To be honest, I’ve expected this to happen back in last December. I think we all know how big a procrastinator I am, so I’ve dragged ending an almost-relationship (this term is funny no?) long enough. It is not to say that it hurt lesser by having the mental readiness, because nothing can really prepare you from an actual broken heart. Strangely, it was accompanied with relief and some peace. And then, the rally from loved ones around you that made you understand who actually truly cared.
Nothing comforts one best when your own sister wakes you up with homemade pancakes on a rainy weekend (great for mopping around while looking pretty). Ned makes the Crêpe Suzette almost every day at work, but it’s not about the dullness of routine that mattered. It’s always special when someone creates a dish from scratch for no special reason whatsoever, but just so you, the diner, can at least smile.
The performance that comes with a Crêpe Suzette is alluring and magnetic. Maybe it was my emotional state that made the dish more romantic than it seemed. Yet, to watch the blue flames dance upon the delicate golden pancakes and the bright caramelised sauce bubble with slight ferocity was almost hypnotising. To be honest, nothing was romantic because Ned was screaming her head off when she splashed the liqueur into the pan. And you’d think she does this for a living.

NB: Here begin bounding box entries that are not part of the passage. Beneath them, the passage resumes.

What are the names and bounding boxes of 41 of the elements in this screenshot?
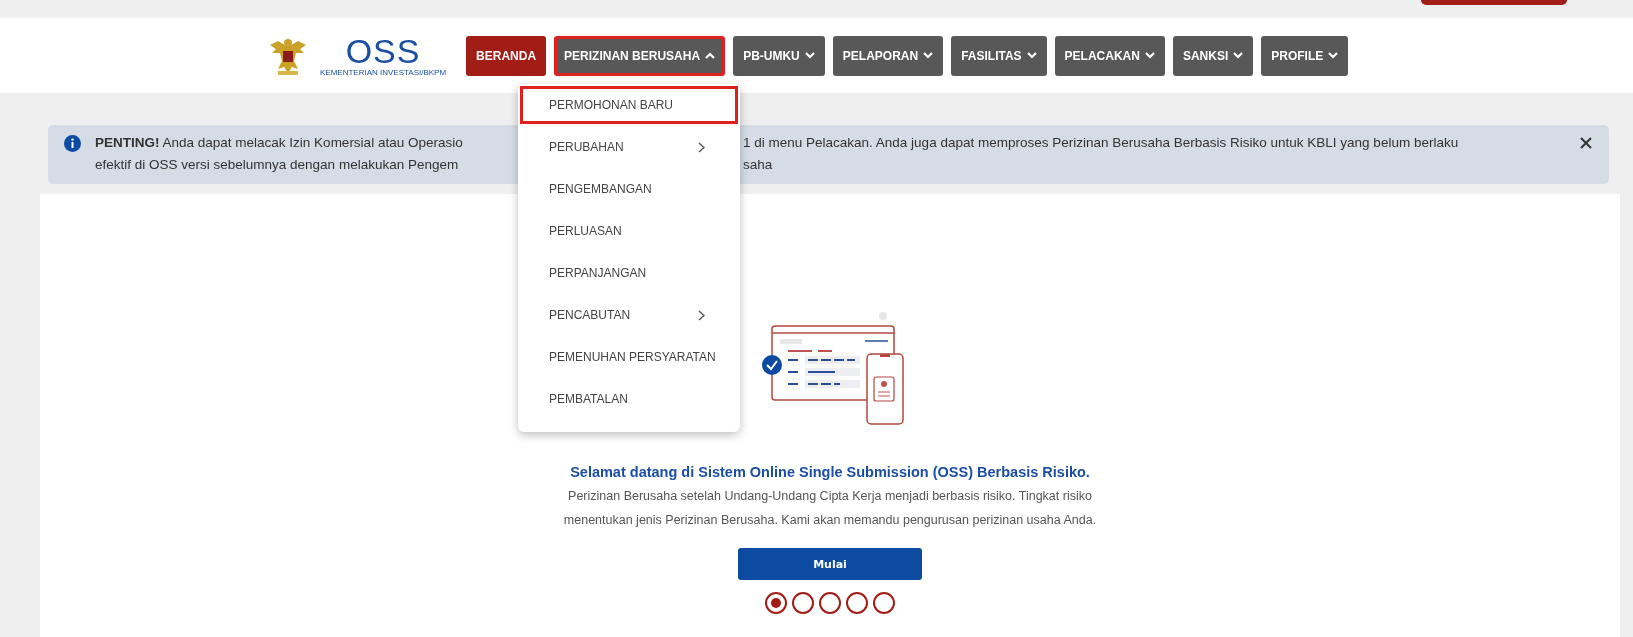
menu-item[interactable]: PENGEMBANGAN [520,170,738,208]
welcome-text: Perizinan Berusaha setelah Undang-Undang Cipta Kerja menjadi berbasis risiko. Tingkat risiko menentukan jenis Perizinan Berusaha. Kami akan memandu pengurusan perizinan usaha Anda. [562,488,1098,529]
step-dot[interactable] [819,592,841,614]
menu-item[interactable]: PENCABUTAN [520,296,738,334]
nav-button[interactable]: FASILITAS [951,35,1047,76]
chevron-down-icon [1026,52,1037,59]
chevron-down-icon [923,52,934,59]
logo-subtitle: KEMENTERIAN INVESTASI/BKPM [320,68,447,77]
alert-text: 1 di menu Pelacakan. Anda juga dapat memproses Perizinan Berusaha Berbasis Risiko untuk KBLI yang belum berlaku [743,134,1459,152]
step-dot[interactable] [792,592,814,614]
welcome-title: Selamat datang di Sistem Online Single Submission (OSS) Berbasis Risiko. [570,464,1090,480]
chevron-down-icon [1233,52,1244,59]
nav-button[interactable]: PERIZINAN BERUSAHA [554,35,726,76]
menu-item[interactable]: PERLUASAN [520,212,738,250]
start-button[interactable]: Mulai [738,548,922,580]
chevron-right-icon [698,141,705,153]
nav-button[interactable]: PB-UMKU [733,35,825,76]
step-dot[interactable] [846,592,868,614]
close-icon[interactable] [1579,136,1593,150]
menu-item[interactable]: PEMBATALAN [520,380,738,418]
nav-button[interactable]: SANKSI [1172,35,1254,76]
info-icon [64,135,81,152]
nav-button[interactable]: BERANDA [466,35,547,76]
step-dot[interactable] [765,592,787,614]
alert-text: PENTING! Anda dapat melacak Izin Komersial atau Operasio [95,134,464,152]
chevron-down-icon [1144,52,1155,59]
nav-button[interactable]: PROFILE [1261,35,1349,76]
alert-text: efektif di OSS versi sebelumnya dengan melakukan Pengem [95,156,460,174]
nav-button[interactable]: PELAPORAN [832,35,944,76]
chevron-down-icon [1328,52,1339,59]
menu-item[interactable]: PERMOHONAN BARU [520,86,738,124]
chevron-up-icon [705,52,716,59]
alert-text: saha [743,156,773,174]
step-dot[interactable] [873,592,895,614]
menu-item[interactable]: PEMENUHAN PERSYARATAN [520,338,738,376]
chevron-right-icon [698,309,705,321]
nav-button[interactable]: PELACAKAN [1054,35,1165,76]
logo-text: OSS [345,34,421,68]
menu-item[interactable]: PERPANJANGAN [520,254,738,292]
menu-item[interactable]: PERUBAHAN [520,128,738,166]
chevron-down-icon [804,52,815,59]
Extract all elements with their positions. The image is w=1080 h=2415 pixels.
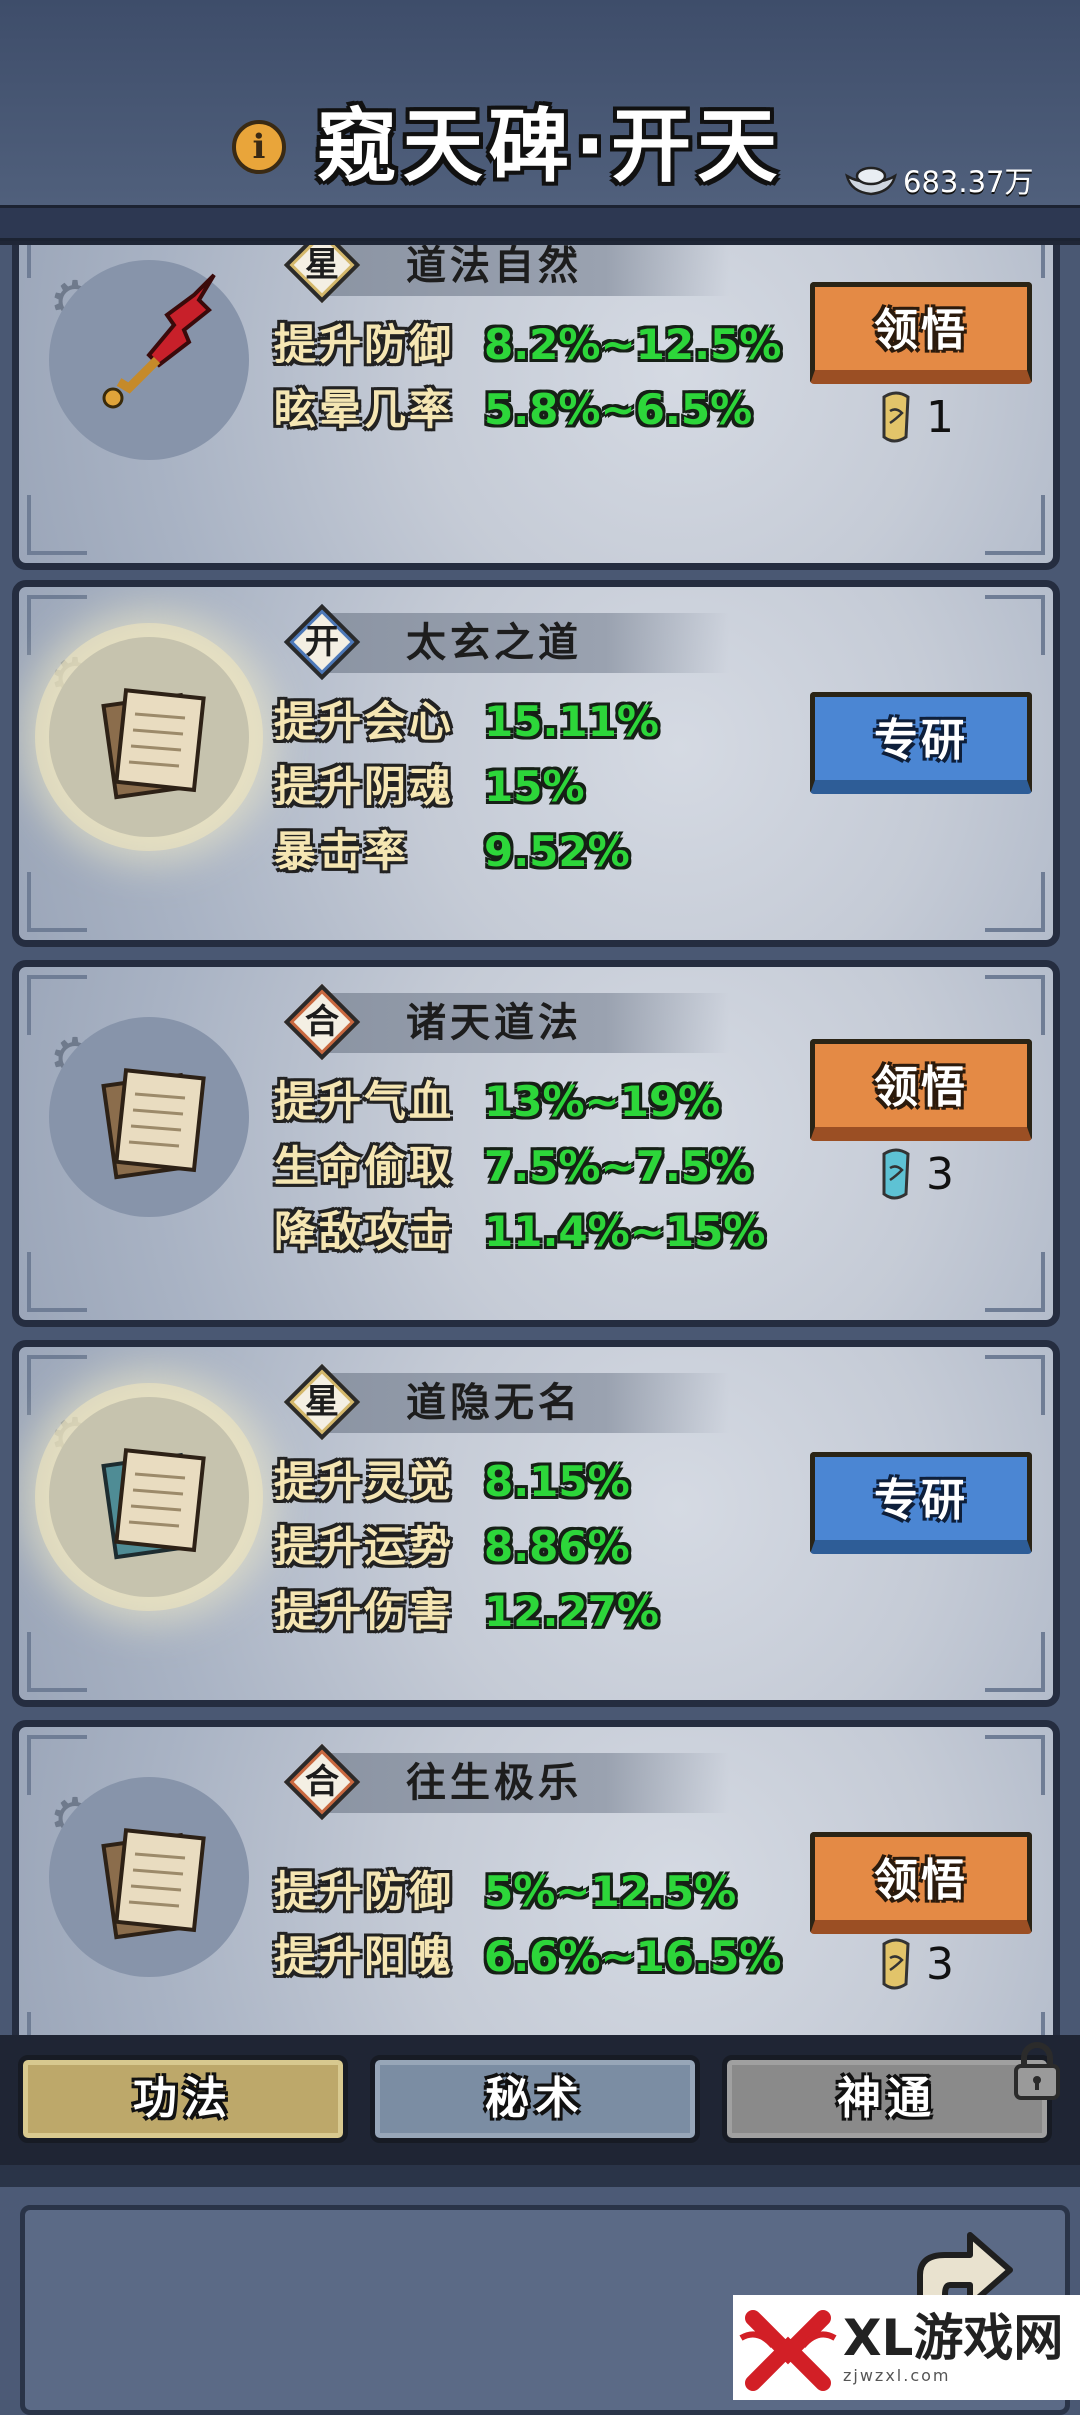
cost-value: 3 [926, 1938, 954, 1990]
stat-row: 暴击率 9.52% [274, 827, 630, 876]
yellow-scroll-icon [882, 391, 910, 443]
red-sword-icon [102, 273, 216, 409]
currency-value: 683.37万 [903, 165, 1034, 199]
tab-bar: 功法 秘术 神通 [0, 2035, 1080, 2165]
stat-row: 提升伤害 12.27% [274, 1587, 659, 1636]
technique-card: ⚙ 开 太玄之道 提升会心15.11% 提升阴魂15% 暴击率9.52% 专研 [12, 580, 1060, 947]
scroll-pages-icon [101, 1828, 206, 1940]
stat-row: 提升防御 5%~12.5% [274, 1867, 737, 1916]
header-rail [0, 205, 1080, 241]
tab-gongfa[interactable]: 功法 [18, 2055, 348, 2143]
stat-row: 生命偷取 7.5%~7.5% [274, 1142, 753, 1191]
yellow-scroll-icon [882, 1938, 910, 1990]
page-title: 窥天碑·开天 [316, 100, 784, 193]
research-button[interactable]: 专研 [810, 692, 1032, 794]
blue-scroll-icon [882, 1148, 910, 1200]
technique-name: 太玄之道 [406, 620, 582, 666]
cost-value: 1 [926, 391, 954, 443]
technique-name: 往生极乐 [406, 1760, 582, 1806]
stat-row: 提升运势 8.86% [274, 1522, 630, 1571]
stat-row: 眩晕几率 5.8%~6.5% [274, 385, 753, 434]
watermark: XL游戏网 zjwzxl.com [733, 2295, 1080, 2400]
stat-row: 提升阴魂 15% [274, 762, 585, 811]
cost-display: 1 [876, 385, 954, 449]
cost-value: 3 [926, 1148, 954, 1200]
scroll-pages-icon [101, 688, 206, 800]
watermark-url: zjwzxl.com [843, 2366, 951, 2385]
research-button[interactable]: 专研 [810, 1452, 1032, 1554]
tab-mishu[interactable]: 秘术 [370, 2055, 700, 2143]
scroll-pages-icon [101, 1068, 206, 1180]
stat-row: 提升灵觉 8.15% [274, 1457, 630, 1506]
stat-row: 提升防御 8.2%~12.5% [274, 320, 782, 369]
scroll-pages-icon [101, 1448, 206, 1560]
info-icon[interactable]: i [232, 120, 286, 174]
stat-row: 降敌攻击 11.4%~15% [274, 1207, 766, 1256]
comprehend-button[interactable]: 领悟 [810, 1039, 1032, 1141]
xl-logo-icon [739, 2309, 837, 2391]
stat-row: 提升阳魄 6.6%~16.5% [274, 1932, 782, 1981]
technique-card: ⚙ 合 往生极乐 提升防御5%~12.5% 提升阳魄6.6%~16.5% 领悟 … [12, 1720, 1060, 2035]
technique-list[interactable]: ⚙ 星 道法自然 提升防御8.2%~12.5% 眩晕几率5.8%~6.5% 领悟… [0, 245, 1080, 2035]
stat-row: 提升会心 15.11% [274, 697, 659, 746]
cost-display: 3 [876, 1142, 954, 1206]
lock-icon [1014, 2042, 1060, 2100]
watermark-brand: XL游戏网 [843, 2309, 1064, 2367]
technique-card: ⚙ 合 诸天道法 提升气血13%~19% 生命偷取7.5%~7.5% 降敌攻击1… [12, 960, 1060, 1327]
technique-name: 诸天道法 [406, 1000, 582, 1046]
technique-name: 道隐无名 [406, 1380, 582, 1426]
cost-display: 3 [876, 1932, 954, 1996]
comprehend-button[interactable]: 领悟 [810, 1832, 1032, 1934]
currency-display: 683.37万 [845, 155, 1033, 205]
silver-ingot-icon [845, 166, 897, 196]
stat-row: 提升气血 13%~19% [274, 1077, 721, 1126]
header: i 窥天碑·开天 683.37万 [0, 0, 1080, 245]
technique-card: ⚙ 星 道法自然 提升防御8.2%~12.5% 眩晕几率5.8%~6.5% 领悟… [12, 245, 1060, 570]
tab-shentong[interactable]: 神通 [722, 2055, 1052, 2143]
technique-card: ⚙ 星 道隐无名 提升灵觉8.15% 提升运势8.86% 提升伤害12.27% … [12, 1340, 1060, 1707]
comprehend-button[interactable]: 领悟 [810, 282, 1032, 384]
technique-name: 道法自然 [406, 245, 582, 289]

But that’s what cooking is all about. Happiness, sadness, laughter, tears, and maybe all at once. It’s not uncommon to see people disappear into the kitchen to celebrate or to mourn. Or to eat cause they are just damn fucking hungry. There is something therapeutic about the whole process, whether it’s for you or someone else. That’s why I decided it was alright to talk about something personal alongside Thom and Aimee. Because both are important and so intrinsic with each other.
They say time heals, but I say, nothing heals better than a noisy kitchen that fills the house with the aromatic heady fragrance of citrus on a wet morning. It is difficult still, but I know things will get better. Hey, you know what, I did smile when eating those pancakes. Those were darn good pancakes.